Mon grand-père pressa les doigts de la jeune gitane, comme pour dire, Il n’est pas trop tard. Il est encore temps. Nous pourrions fuir, tout abandonner, ne jamais regarder en arrière, nous sauver.
Elle pressa ses doigts en retour, comme pour dire, Tu n’es pas pardonné.
Menachem poursuivait, cherchant à retenir ses larmes, S’il vous plaît levez vos verres vides avec moi. À ma fille et à mon nouveau fils, aux enfants qui naîtront de leur union, et aux enfants de ces enfants, à la vie !
L’chaim ! firent en écho des voix tout au long des tables.

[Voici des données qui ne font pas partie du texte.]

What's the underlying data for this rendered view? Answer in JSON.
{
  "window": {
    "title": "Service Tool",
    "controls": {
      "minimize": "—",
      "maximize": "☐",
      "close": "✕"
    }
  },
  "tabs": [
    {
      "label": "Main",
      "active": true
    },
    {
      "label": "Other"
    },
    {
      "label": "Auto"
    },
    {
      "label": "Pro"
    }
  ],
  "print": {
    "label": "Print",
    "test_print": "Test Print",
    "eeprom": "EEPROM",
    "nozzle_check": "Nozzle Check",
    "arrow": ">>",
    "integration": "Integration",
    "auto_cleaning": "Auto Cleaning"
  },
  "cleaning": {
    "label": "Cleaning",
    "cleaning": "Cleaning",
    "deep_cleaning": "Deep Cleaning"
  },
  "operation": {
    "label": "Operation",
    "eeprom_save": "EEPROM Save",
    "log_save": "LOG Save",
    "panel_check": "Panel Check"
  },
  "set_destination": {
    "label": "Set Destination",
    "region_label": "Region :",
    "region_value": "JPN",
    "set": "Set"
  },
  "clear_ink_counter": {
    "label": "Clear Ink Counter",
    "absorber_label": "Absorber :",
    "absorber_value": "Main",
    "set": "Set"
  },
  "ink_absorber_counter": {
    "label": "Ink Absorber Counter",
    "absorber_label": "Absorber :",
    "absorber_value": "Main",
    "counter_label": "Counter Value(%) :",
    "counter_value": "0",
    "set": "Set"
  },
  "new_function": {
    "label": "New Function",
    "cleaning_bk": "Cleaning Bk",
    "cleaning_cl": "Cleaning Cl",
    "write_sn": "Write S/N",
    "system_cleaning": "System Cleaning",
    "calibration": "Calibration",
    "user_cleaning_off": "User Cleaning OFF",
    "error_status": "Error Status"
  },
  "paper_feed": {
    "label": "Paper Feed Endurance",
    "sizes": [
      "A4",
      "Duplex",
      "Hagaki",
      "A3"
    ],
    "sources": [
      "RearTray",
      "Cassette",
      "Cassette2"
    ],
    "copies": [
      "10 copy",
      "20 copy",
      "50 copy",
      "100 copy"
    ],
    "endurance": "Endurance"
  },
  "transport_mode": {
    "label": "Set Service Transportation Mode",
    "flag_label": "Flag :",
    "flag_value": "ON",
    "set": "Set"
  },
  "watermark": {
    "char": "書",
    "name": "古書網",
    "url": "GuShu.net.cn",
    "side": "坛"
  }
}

Mais le père de la mariée ne s’était pas encore assis, les verres n’avaient même pas eu le temps de s’entrechoquer, reflétant tous ces sourires d’espoir, que la maison fut de nouveau balayée d’une bourrasque hallucinante. Les bristols furent de nouveau précipités dans les airs, les décorations florales de nouveau renversées, étalant cette fois du terreau sur les nappes blanches et jusque sur les genoux de presque tous les invités. Les gitanes se précipitèrent pour tout nettoyer, et mon grand-père murmura à l’oreille de Zosha qui, pour lui, était l’oreille de la jeune gitane : Tout va s’arranger.

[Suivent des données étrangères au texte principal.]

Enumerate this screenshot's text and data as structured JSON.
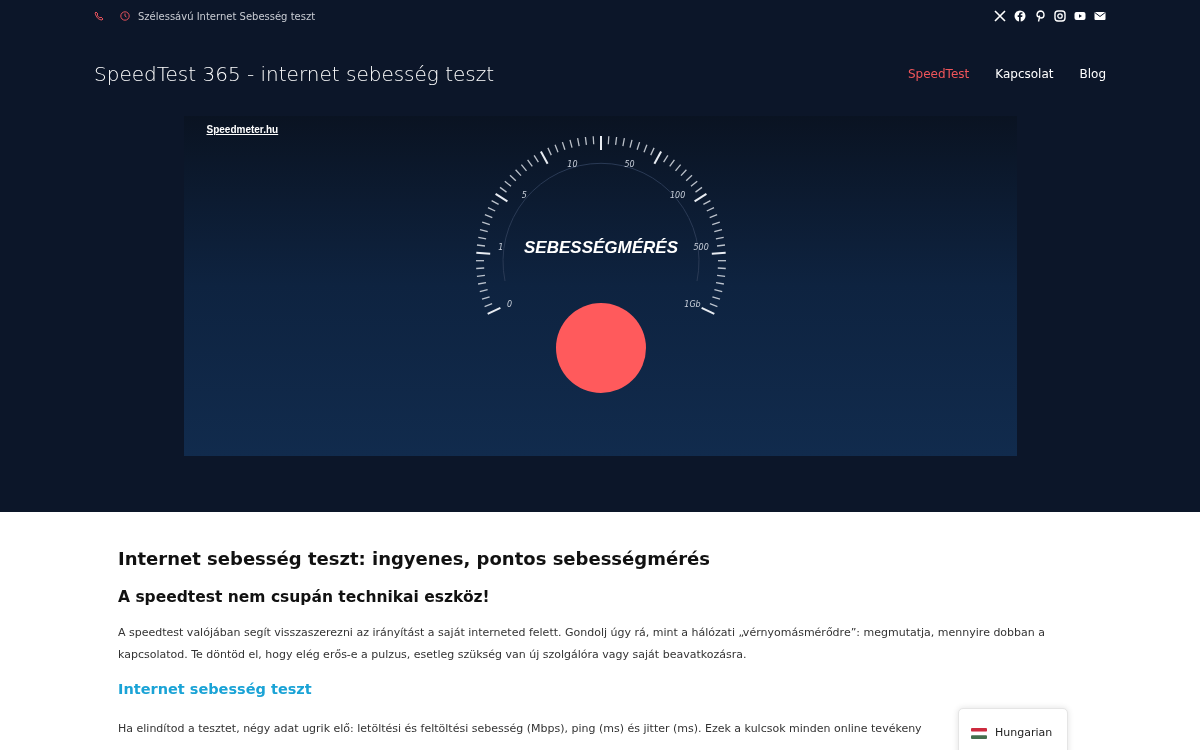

La jeune gitane, la vraie, glissa bel et bien un petit mot à mon grand-père mais il le laissa échapper dans le tumulte et les pieds de Libby, de Lista, d’Omeler, du marchand de poissons anonyme, le firent glisser sur le plancher jusqu’au bout de la table où il s’immobilisa sous un verre à vin renversé qui le garda en sûreté sous sa jupe jusqu’au soir, quand une gitane ramassa le verre et balaya le bout de papier (avec des débris d’aliments, le terreau tombé des décorations florales, et des tas de poussière) pour le mettre dans un grand sac en papier. Ce sac fut déposé devant la maison par une autre gitane. Le lendemain matin, le sac en papier fut emporté par l’éboueur obsessionnel et maniaque Feigel B. Le sac fut alors transporté jusqu’à un champ de l’autre côté de la rivière – le champ qui serait, bien assez tôt, le site de la première exécution de masse de Kovel – et incinéré avec des dizaines d’autres sacs, dont les trois quarts contenaient des débris de la noce. Les flammes tendirent vers le ciel leurs doigts rouges et jaunes. La fumée s’étala comme un dais au-dessus des champs voisins, faisant tousser plus d’un membre des Volutes d’Ardisht parce que les fumées sont toutes différentes les unes des autres et qu’il faut se familiariser avec chacune d’entre elles. Une partie des cendres qui restaient fut incorporée à la terre. Le reste fut lavé par la pluie et emporté dans la Brod.
Voici ce que disait le mot : Change.